Sekuat apapun Arunika menahan air mata agar tak menetes, nyatanya sia-sia. Buliran air bening mengalir deras, membasahi pipi mulusnya yang putih bersih.

"Kenapa kamu menangis? Bukankah kamu yang meminta semua ini?" cibir Abhimanyu. Sesekali dia menoleh pada sang ibu yang hanya terdiam, berharap untuk mendapatkan dukungan. Namun, Masayu malah memalingkan muka.

"Aku menangis bahagia, karena Mas bersedia menuruti keinginanku." Arunika memaksakan senyum, meskipun hatinya hancur.

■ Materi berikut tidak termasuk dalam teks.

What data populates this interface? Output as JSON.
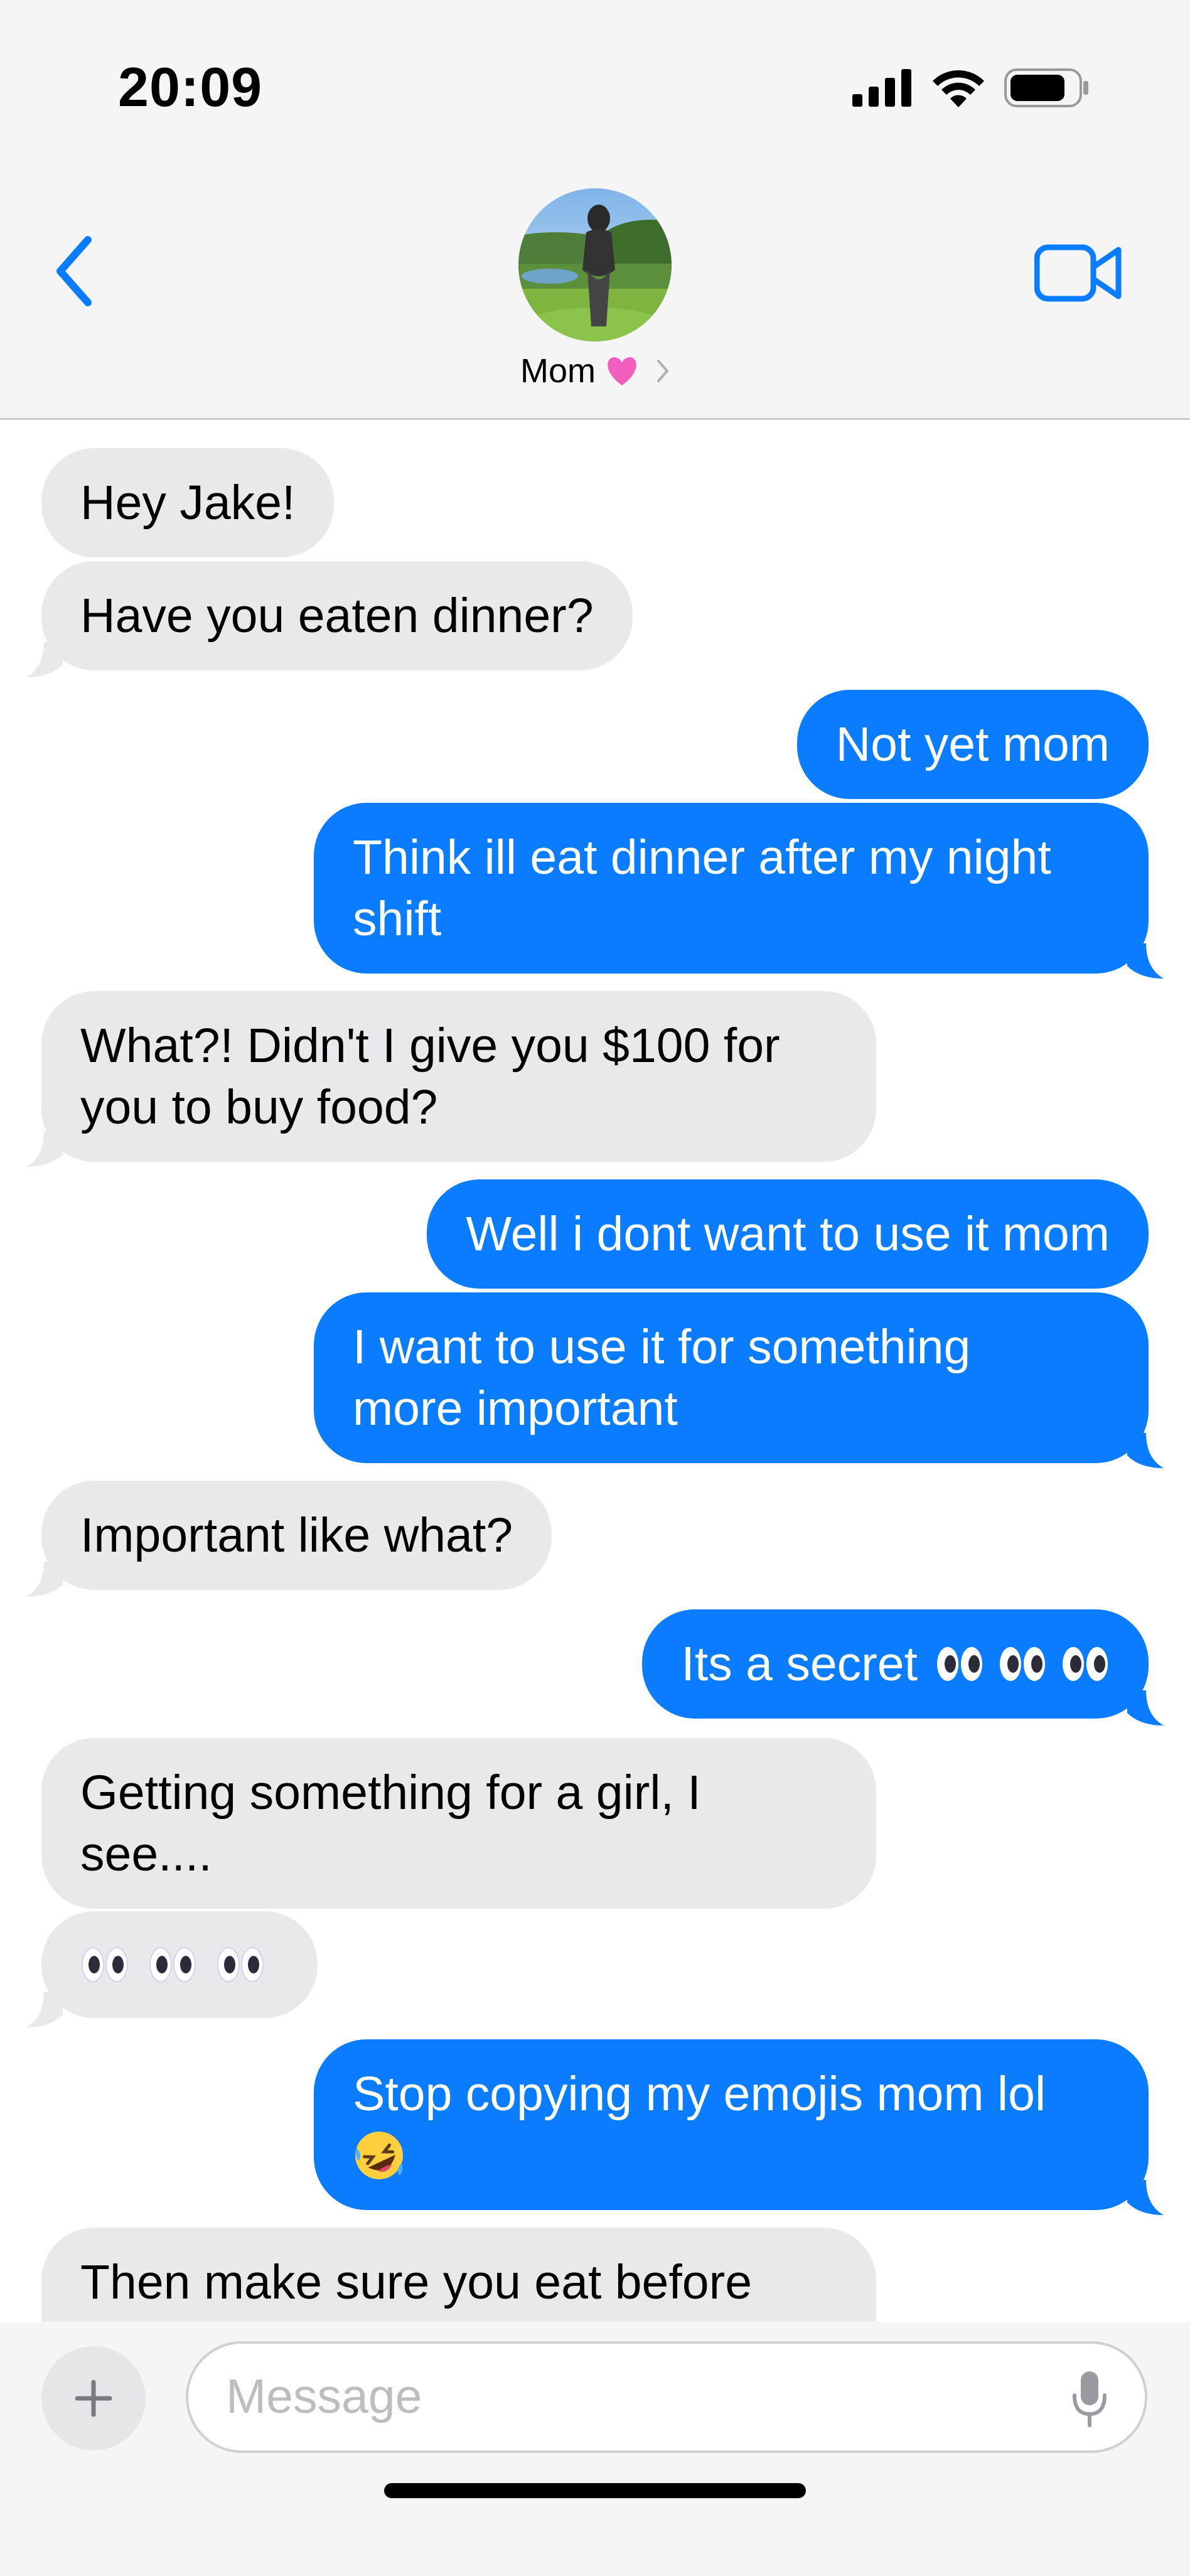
{
  "status_bar": {
    "time": "20:09"
  },
  "header": {
    "contact_name": "Mom"
  },
  "messages": [
    {
      "from": "them",
      "text": "Hey Jake!"
    },
    {
      "from": "them",
      "text": "Have you eaten dinner?"
    },
    {
      "from": "me",
      "text": "Not yet mom"
    },
    {
      "from": "me",
      "line1": "Think ill eat dinner after my night",
      "line2": "shift"
    },
    {
      "from": "them",
      "line1": "What?! Didn't I give you $100 for",
      "line2": "you to buy food?"
    },
    {
      "from": "me",
      "text": "Well i dont want to use it mom"
    },
    {
      "from": "me",
      "line1": "I want to use it for something",
      "line2": "more important"
    },
    {
      "from": "them",
      "text": "Important like what?"
    },
    {
      "from": "me",
      "text": "Its a secret"
    },
    {
      "from": "them",
      "line1": "Getting something for a girl, I",
      "line2": "see...."
    },
    {
      "from": "them",
      "text": ""
    },
    {
      "from": "me",
      "line1": "Stop copying my emojis mom lol"
    },
    {
      "from": "them",
      "line1": "Then make sure you eat before"
    }
  ],
  "composer": {
    "placeholder": "Message"
  },
  "colors": {
    "outgoing": "#0a7cff",
    "incoming": "#e9e9eb",
    "accent": "#0a7cff"
  }
}
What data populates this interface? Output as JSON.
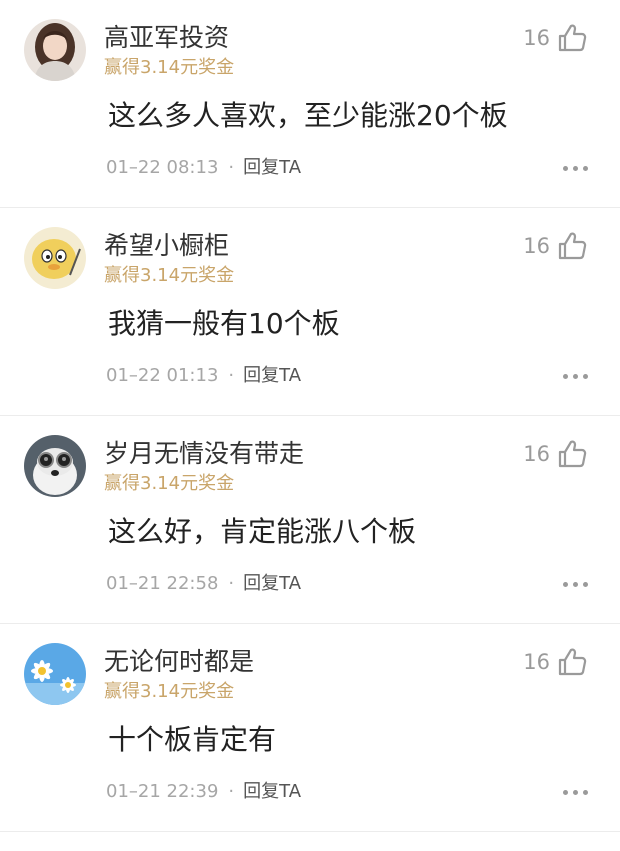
{
  "comments": [
    {
      "user": "高亚军投资",
      "reward": "赢得3.14元奖金",
      "likes": "16",
      "content": "这么多人喜欢，至少能涨20个板",
      "time": "01–22 08:13",
      "reply": "回复TA"
    },
    {
      "user": "希望小橱柜",
      "reward": "赢得3.14元奖金",
      "likes": "16",
      "content": "我猜一般有10个板",
      "time": "01–22 01:13",
      "reply": "回复TA"
    },
    {
      "user": "岁月无情没有带走",
      "reward": "赢得3.14元奖金",
      "likes": "16",
      "content": "这么好，肯定能涨八个板",
      "time": "01–21 22:58",
      "reply": "回复TA"
    },
    {
      "user": "无论何时都是",
      "reward": "赢得3.14元奖金",
      "likes": "16",
      "content": "十个板肯定有",
      "time": "01–21 22:39",
      "reply": "回复TA"
    }
  ],
  "separator": "·",
  "icons": {
    "like": "thumbs-up-icon",
    "more": "more-dots-icon"
  },
  "colors": {
    "reward": "#c9a56a",
    "text": "#222222",
    "meta": "#a6a6a6",
    "icon": "#9a9a9a"
  }
}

"Aku seperti tidak mengenalimu lagi, Run. Ini seperti bukan dirimu." Abhimanyu menggeleng pelan. Tatapan yang sejak tadi tajam menghujam, kini meredup. Dia memandang sang istri dengan sorot sendu.

"Manusia berubah, Mas. Bisa karena waktu, ataupun keadaan," timpal Arunika sambil mengusap pipinya berkali-kali.

"Hm." Abhimanyu tersenyum sinis lalu membalikkan badan meninggalkan kamar tanpa berkata apapun lagi.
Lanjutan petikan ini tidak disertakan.